14 mars 2006

Truffaut / Godard, une Japonaise passe

On se rappelle cette photo de Domicile conjugal (Truffaut, 1970) : Claude Jade (Christine Doinel ex-Dalbon) et J-P. Léaud (Doinel) côte à côte dans leur lit, elle lisant un livre sur Noureev, lui un livre sur les femmes japonaises. "C'est pour mon travail", prétend-il. Inutile de mettre la photo ici, tout le monde la connaît.Quand Christine découvre l'infidélité d'Antoine, il se justifie :"Elle, c'est un autre continent, tu comprends ?" Dans le film, elle s'appelle Kyoko, au générique elle est créditée comme "Mademoiselle Hiroko", en fait Matsumoto Hiroko.Chez Godard, la Japonaise, on la trouve dans Made in USA, 1966. Elle s'appelle Doris Mizoguchi (et dans la réalité, différemment bien sûr), Anna Karina (Paula Nelson) la trouve à son retour dans sa chambre d'hôtel, en compagnie de son copain, le neveu de celui que Karina a assommé et qui se trouve encore sur le lit. En fait, il s'agit plutôt de leur chambre ou de celle de l'oncle, contiguë à celle de Karina pour mieux la surveiller. Elle gratte une bluette sentimentalo-nippone qu'elle a commencée dans la salle de bains - lieu de torture de Belmondo dans Pierrot (1965)- et qu'elle poursuit dans la chambre, sur le bord du lit, pendant que lui, Yves Alonso, sosie de Belmondo- Allons-y Alonzo, tape sur sa Remington. Il écrit un roman qu'il ne finira jamais et qu'il appellera donc Le Roman inachevé. Aragon avait encensé Pierrot.Autant la Kyoko truffaldienne est vénéneuse et mortifère ("si je me suicide un jour avec quelqu'un, j'aimerais que ce soit avec toi"), autant chez Godard la Japonaise est une plante verte.
Karina, ex-Marianne Renoir, arrache la feuille à la machine et lit :
Qui est l'actrice aux yeux d'iris lourd et noir comme un bouquet
La Japonaise a soudain pour moi des airs de Manet
Sans doute est-elle comme moi lasse d'écouter leurs fadaises
Elle ne se sert que des mots que l'on connait.
Elle vient de là, la Japonaise. L'accessoire chez Godard n'est jamais exempt de double fond.

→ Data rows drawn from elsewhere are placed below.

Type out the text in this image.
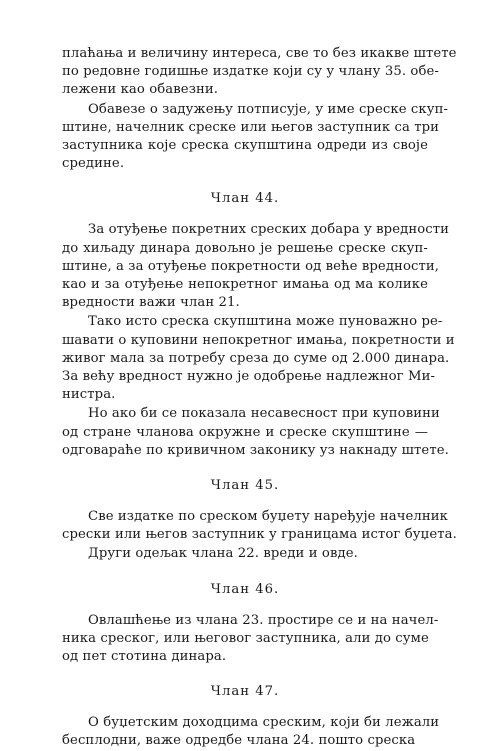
плаћања и величину интереса, све то без икакве штете
по редовне годишње издатке који су у члану 35. обе-
лежени као обавезни.
Обавезе о задужењу потписује, у име среске скуп-
штине, начелник среске или његов заступник са три
заступника које среска скупштина одреди из своје
средине.
Члан 44.
За отуђење покретних среских добара у вредности
до хиљаду динара довољно је решење среске скуп-
штине, а за отуђење покретности од веће вредности,
као и за отуђење непокретног имања од ма колике
вредности важи члан 21.
Тако исто среска скупштина може пуноважно ре-
шавати о куповини непокретног имања, покретности и
живог мала за потребу среза до суме од 2.000 динара.
За већу вредност нужно је одобрење надлежног Ми-
нистра.
Но ако би се показала несавесност при куповини
од стране чланова окружне и среске скупштине —
одговараће по кривичном законику уз накнаду штете.
Члан 45.
Све издатке по среском буџету наређује начелник
срески или његов заступник у границама истог буџета.
Други одељак члана 22. вреди и овде.
Члан 46.
Овлашћење из члана 23. простире се и на начел-
ника среског, или његовог заступника, али до суме
од пет стотина динара.
Члан 47.
О буџетским доходцима среским, који би лежали
бесплодни, важе одредбе члана 24. пошто среска
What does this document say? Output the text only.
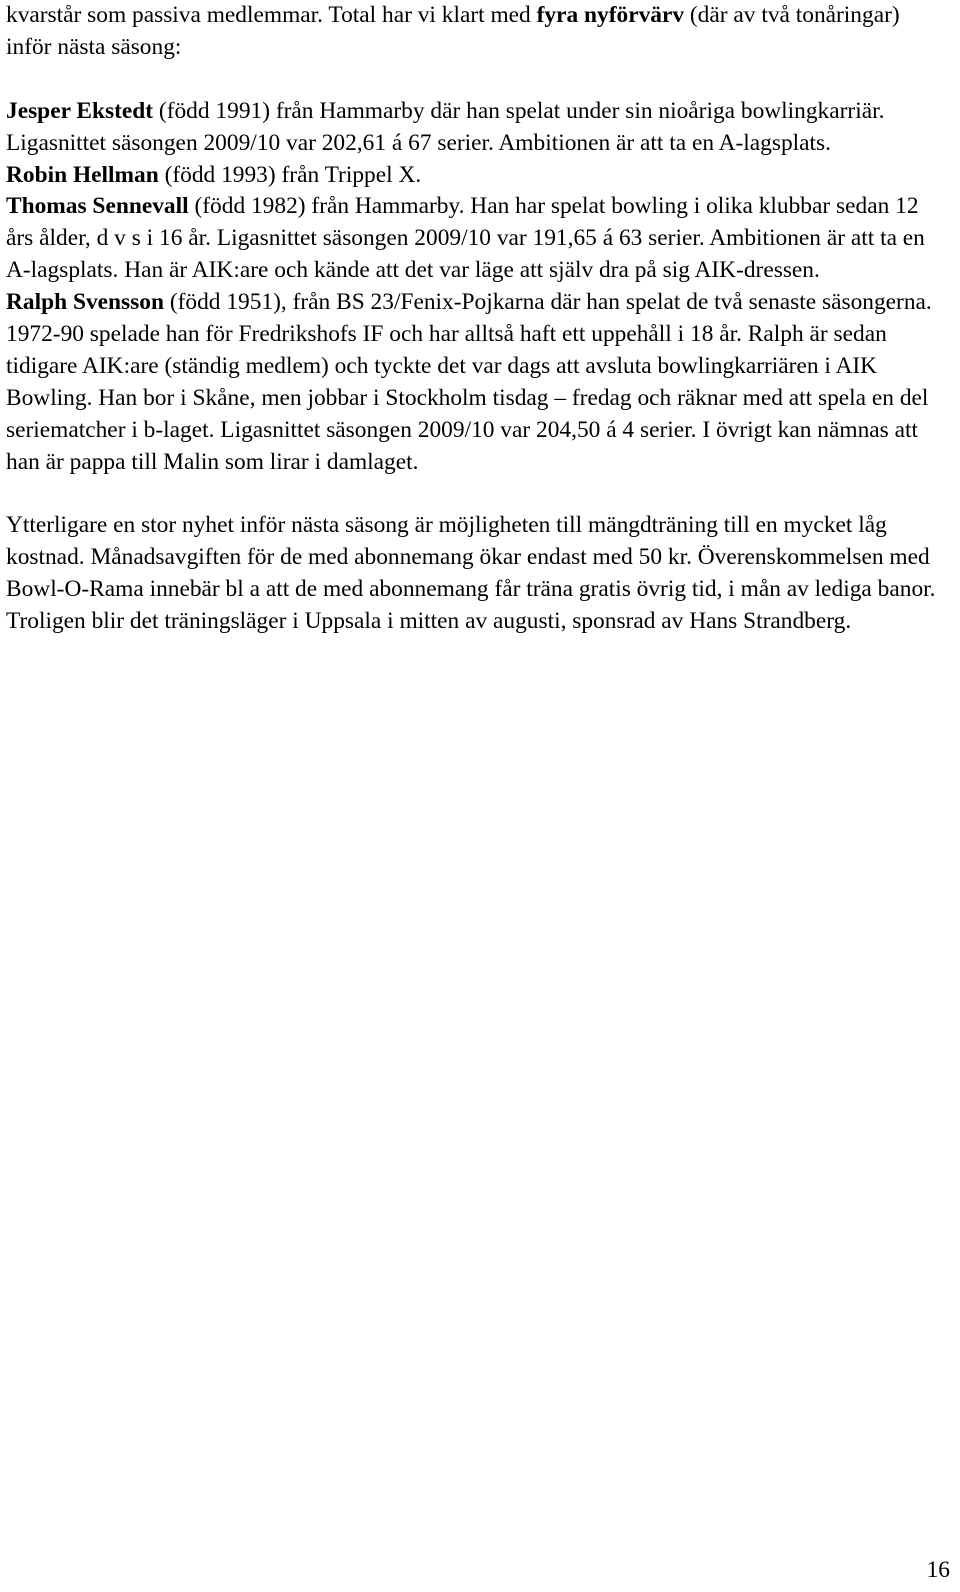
kvarstår som passiva medlemmar. Total har vi klart med fyra nyförvärv (där av två tonåringar) inför nästa säsong:

Jesper Ekstedt (född 1991) från Hammarby där han spelat under sin nioåriga bowlingkarriär. Ligasnittet säsongen 2009/10 var 202,61 á 67 serier. Ambitionen är att ta en A-lagsplats.

Robin Hellman (född 1993) från Trippel X.

Thomas Sennevall (född 1982) från Hammarby. Han har spelat bowling i olika klubbar sedan 12 års ålder, d v s i 16 år. Ligasnittet säsongen 2009/10 var 191,65 á 63 serier. Ambitionen är att ta en A-lagsplats. Han är AIK:are och kände att det var läge att själv dra på sig AIK-dressen.

Ralph Svensson (född 1951), från BS 23/Fenix-Pojkarna där han spelat de två senaste säsongerna. 1972-90 spelade han för Fredrikshofs IF och har alltså haft ett uppehåll i 18 år. Ralph är sedan tidigare AIK:are (ständig medlem) och tyckte det var dags att avsluta bowlingkarriären i AIK Bowling. Han bor i Skåne, men jobbar i Stockholm tisdag – fredag och räknar med att spela en del seriematcher i b-laget. Ligasnittet säsongen 2009/10 var 204,50 á 4 serier. I övrigt kan nämnas att han är pappa till Malin som lirar i damlaget.

Ytterligare en stor nyhet inför nästa säsong är möjligheten till mängdträning till en mycket låg kostnad. Månadsavgiften för de med abonnemang ökar endast med 50 kr. Överenskommelsen med Bowl-O-Rama innebär bl a att de med abonnemang får träna gratis övrig tid, i mån av lediga banor. Troligen blir det träningsläger i Uppsala i mitten av augusti, sponsrad av Hans Strandberg.

16
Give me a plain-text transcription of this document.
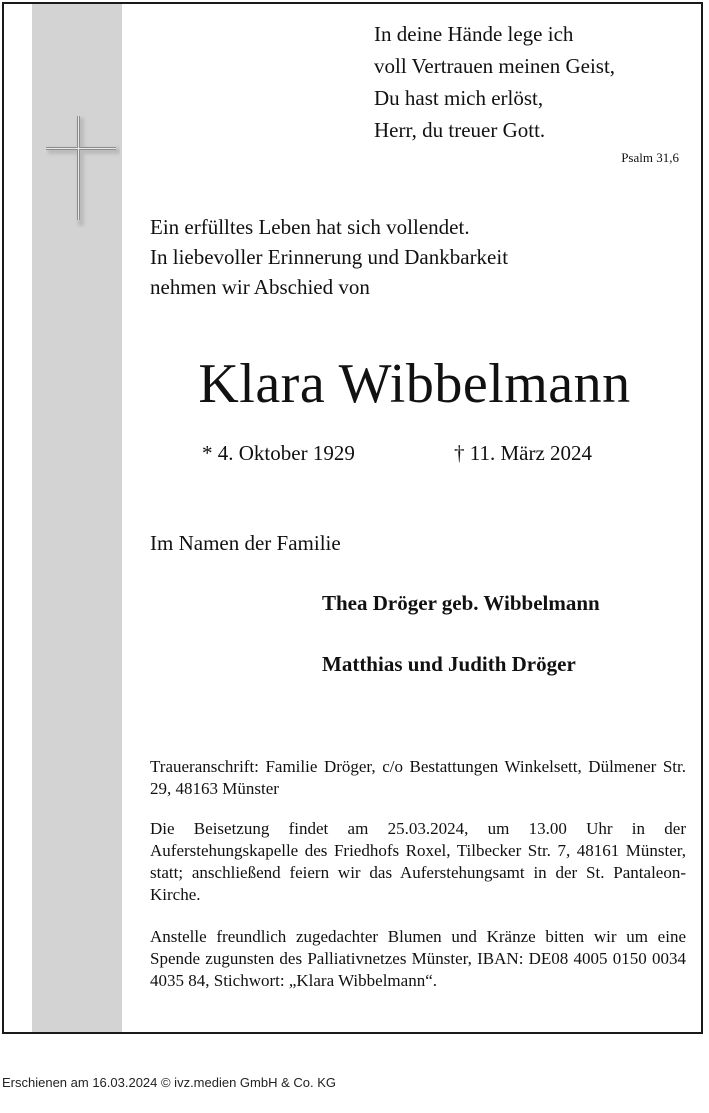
In deine Hände lege ich
voll Vertrauen meinen Geist,
Du hast mich erlöst,
Herr, du treuer Gott.
Psalm 31,6
Ein erfülltes Leben hat sich vollendet.
In liebevoller Erinnerung und Dankbarkeit
nehmen wir Abschied von
Klara Wibbelmann
* 4. Oktober 1929	† 11. März 2024
Im Namen der Familie
Thea Dröger geb. Wibbelmann
Matthias und Judith Dröger

Traueranschrift: Familie Dröger, c/o Bestattungen Winkelsett, Dülmener Str. 29, 48163 Münster

Die Beisetzung findet am 25.03.2024, um 13.00 Uhr in der Auferstehungskapelle des Friedhofs Roxel, Tilbecker Str. 7, 48161 Münster, statt; anschließend feiern wir das Auferstehungsamt in der St. Pantaleon-Kirche.

Anstelle freundlich zugedachter Blumen und Kränze bitten wir um eine Spende zugunsten des Palliativnetzes Münster, IBAN: DE08 4005 0150 0034 4035 84, Stichwort: „Klara Wibbelmann“.

Erschienen am 16.03.2024 © ivz.medien GmbH & Co. KG
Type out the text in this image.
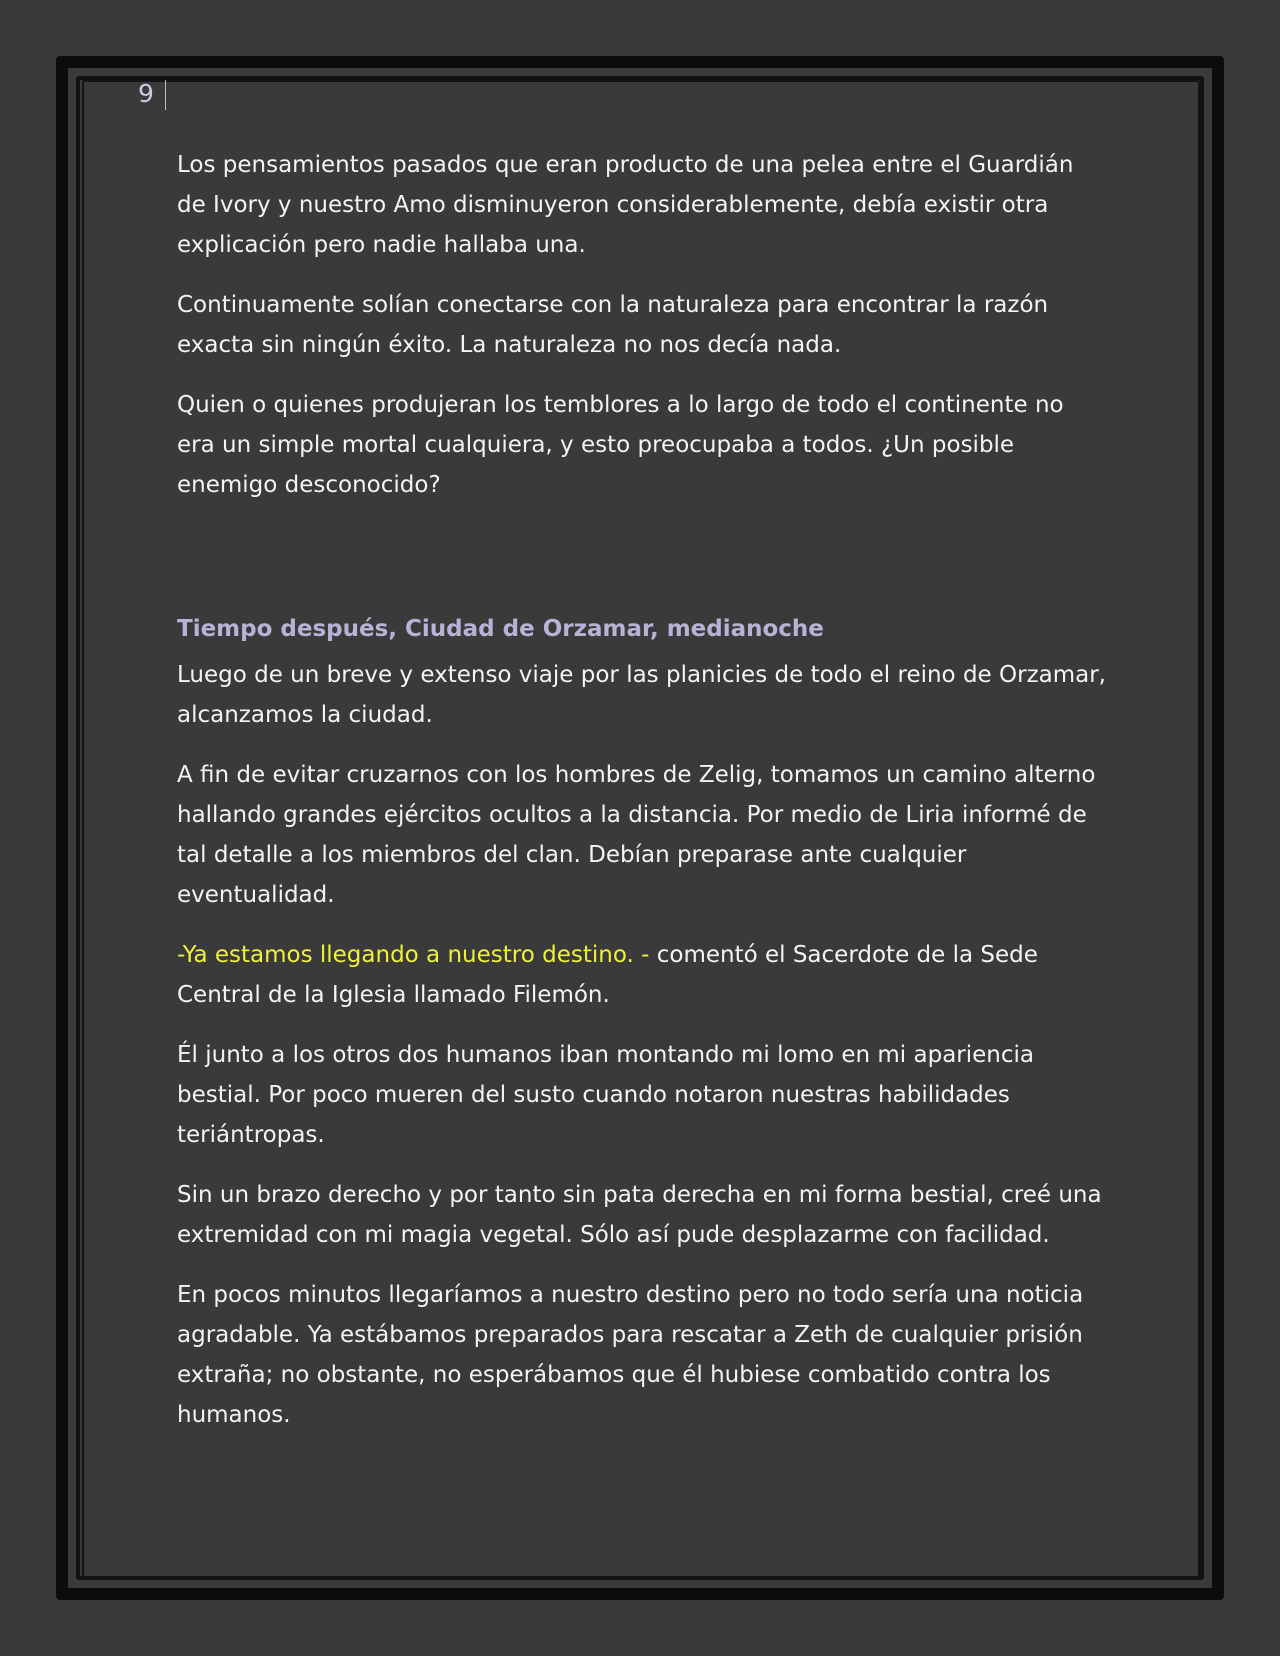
9

Los pensamientos pasados que eran producto de una pelea entre el Guardián de Ivory y nuestro Amo disminuyeron considerablemente, debía existir otra explicación pero nadie hallaba una.

Continuamente solían conectarse con la naturaleza para encontrar la razón exacta sin ningún éxito. La naturaleza no nos decía nada.

Quien o quienes produjeran los temblores a lo largo de todo el continente no era un simple mortal cualquiera, y esto preocupaba a todos. ¿Un posible enemigo desconocido?

Tiempo después, Ciudad de Orzamar, medianoche

Luego de un breve y extenso viaje por las planicies de todo el reino de Orzamar, alcanzamos la ciudad.

A fin de evitar cruzarnos con los hombres de Zelig, tomamos un camino alterno hallando grandes ejércitos ocultos a la distancia. Por medio de Liria informé de tal detalle a los miembros del clan. Debían preparase ante cualquier eventualidad.

-Ya estamos llegando a nuestro destino. - comentó el Sacerdote de la Sede Central de la Iglesia llamado Filemón.

Él junto a los otros dos humanos iban montando mi lomo en mi apariencia bestial. Por poco mueren del susto cuando notaron nuestras habilidades teriántropas.

Sin un brazo derecho y por tanto sin pata derecha en mi forma bestial, creé una extremidad con mi magia vegetal. Sólo así pude desplazarme con facilidad.

En pocos minutos llegaríamos a nuestro destino pero no todo sería una noticia agradable. Ya estábamos preparados para rescatar a Zeth de cualquier prisión extraña; no obstante, no esperábamos que él hubiese combatido contra los humanos.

L'une chante, l'autre aussi : un peu plus loin dans un café, Marianne Faithfull. Elle a alors 20 ans.Elle chante son tube As Tears Go by pendant que Léaud découvre, blague de comptoir, la vitesse de l'amour.Et alors ? Comment ce hasard se termine-t-il ?
L'amourette Antoine Kyoko est à bout de souffle. Effrayé et glacé, il passe plus de temps aux toilettes du restaurant et au téléphone qu'à table avec son Continent.
Elle lui signifie la rupture en lui laissnt le message ci-dessous (il y avait eu un précédent de bandelettes -"elle s'appelle kyoko et elle t'aime"- qui avait provoqué la rupture avec Christine).
Ça se lit : "katté ni shiyagaré", ça signifie ce que dit le sous-titre et c'est la manière dont au Japon on a traduit A bout de souffle.
Parce que si vous n'aimez pas la mer, si vous n'aimez pas la campagne... vous savez ce qu'il vous reste à faire.
Doinel, qui avait proposé à Kyoko à leur premier rendez-vous d'aller au cinéma (dans un des photogrammes du haut, c'est Pariscope qu'il feuillette), cette fois-ci, il est servi.